The problem is having many small tasks that take just a few milliseconds to complete. It is not much but a lot of small tasks in series ends up being a lot of time and I needed to parallelize.
So, the solution I found, and it might work for those of you facing this same problem: do not use any of the executor services. Instead create your own long living Threads and feed them tasks.
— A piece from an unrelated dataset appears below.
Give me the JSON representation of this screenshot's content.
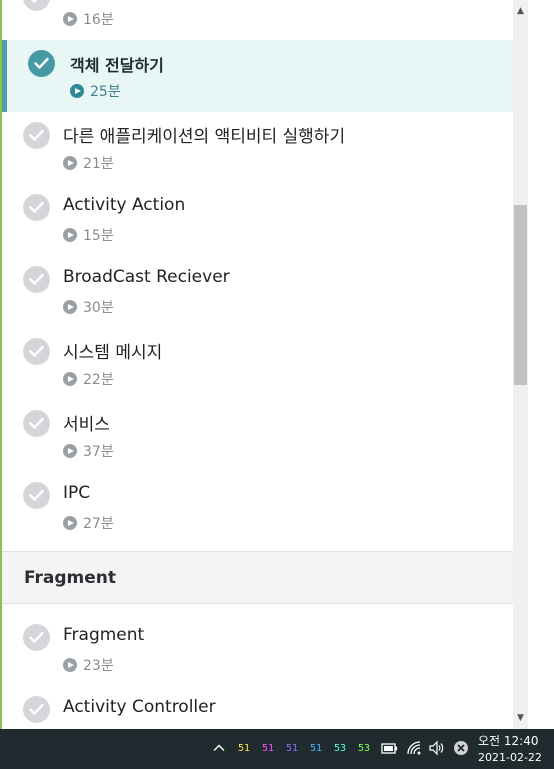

Here is an example, just as an idea don't try to copy paste it cause it probably won't work as I am using Kotlin and translating to Java in my head. The concept is what's important:
First, the Thread, a Thread that can execute a task and then continue there waiting for the next one:
public class Worker extends Thread {
private Callable task;
private Semaphore semaphore;
private CountDownLatch latch;
public Worker(Semaphore semaphore) {
this.semaphore = semaphore;
}
public void run() {
while (true) {
semaphore.acquire(); // this will block, the while(true) won't go crazy
if (task == null) continue;
task.run();
if (latch != null) latch.countDown();
task = null;
}
}
public void setTask(Callable task) {
this.task = task;
}
public void setCountDownLatch(CountDownLatch latch) {
this.latch = latch;
}
}
There is two things here that need explanation:
the Semaphore: gives you control over how many tasks and when they are executed by this thread
the CountDownLatch: is the way to notify someone else that a task was completed
So this is how you would use this Worker, first just a simple example:
Semaphore semaphore = new Semaphore(0); // initially the semaphore is closed
Worker worker = new Worker(semaphore);
worker.start();
worker.setTask( .. your callable task .. );
semaphore.release(); // this will allow one task to be processed by the worker
Now a more complicated example, with two Threads and waiting for both to complete using the CountDownLatch:
Semaphore semaphore1 = new Semaphore(0);
Worker worker1 = new Worker(semaphore1);
worker1.start();
Semaphore semaphore2 = new Semaphore(0);
Worker worker2 = new Worker(semaphore2);
worker2.start();
// same countdown latch for both workers, with a counter of 2
CountDownLatch countDownLatch = new CountDownLatch(2);
worker1.setCountDownLatch(countDownLatch);
worker2.setCountDownLatch(countDownLatch);
worker1.setTask( .. your callable task .. );
worker2.setTask( .. your callable task .. );
semaphore1.release();
semaphore2.release();
countDownLatch.await(); // this will block until 2 tasks have been completed
And after that code runs you could just add more tasks to the same threads and reuse them. That's the whole point of this, reusing the threads instead of creating new ones.
It is unpolished as f*** but hopefully this gives you an idea. For me this was an improvement compared to no multi threading. And it was much much better than any executor service with any number of threads in the pool by far.